Wie werden sich Grenzen weiter entwickeln?

Ich glaube, dass die Ablösung der Grenze vom Territorium nochmal verstärkt werden wird. Die territoriale Grenze verschwindet nicht, sie wird ihre Funktion behalten, aber sie wird vor allem an spezifischen Orten mit starken Reibungen und Wohlstandsgefällen eine Rolle spielen. Das Zweite ist die starke Verlagerung der Kontrolle in den öffentlichen Raum hinein, also Grenzen vor und hinter den Grenzen. Dieses Phänomen wird stark durch technologische Möglichkeiten und die Digitalisierung vorangetrieben. Wenn wir ein Mobiltelefon mit uns führen, haben wir so etwas wie einen ständigen Bewegungsmelder dabei mit allen auch personenrelevanten Informationen, die man immer wieder nutzen kann.

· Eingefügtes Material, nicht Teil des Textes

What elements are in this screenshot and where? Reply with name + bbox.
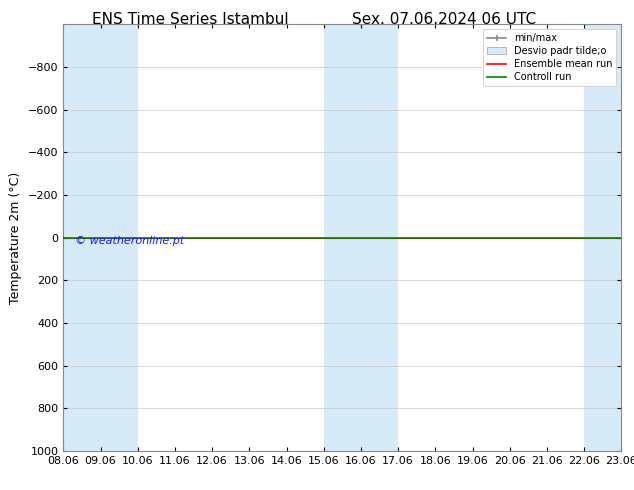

So sind wir im öffentlichen Raum identifizierbar und die Grenze braucht nicht mehr den Eintrittsort, um zu festzustellen, ob wir uns lizensiert in einem Territorium aufhalten oder nicht. Das wird eine grundlegende Veränderung sein. Schon jetzt werden an vielen Grenzen biometrische Informationen gesammelt, mit denen manche Länder große Datenbanken aufbauen. Beim Zugang zu Bildung, Sozialleistungen oder Wohnungsmarkt werden Menschen über diese Art von Personenidentifizierung reguliert. Das sind dann keine räumlichen oder territorialen Grenzziehungen, sondern soziale.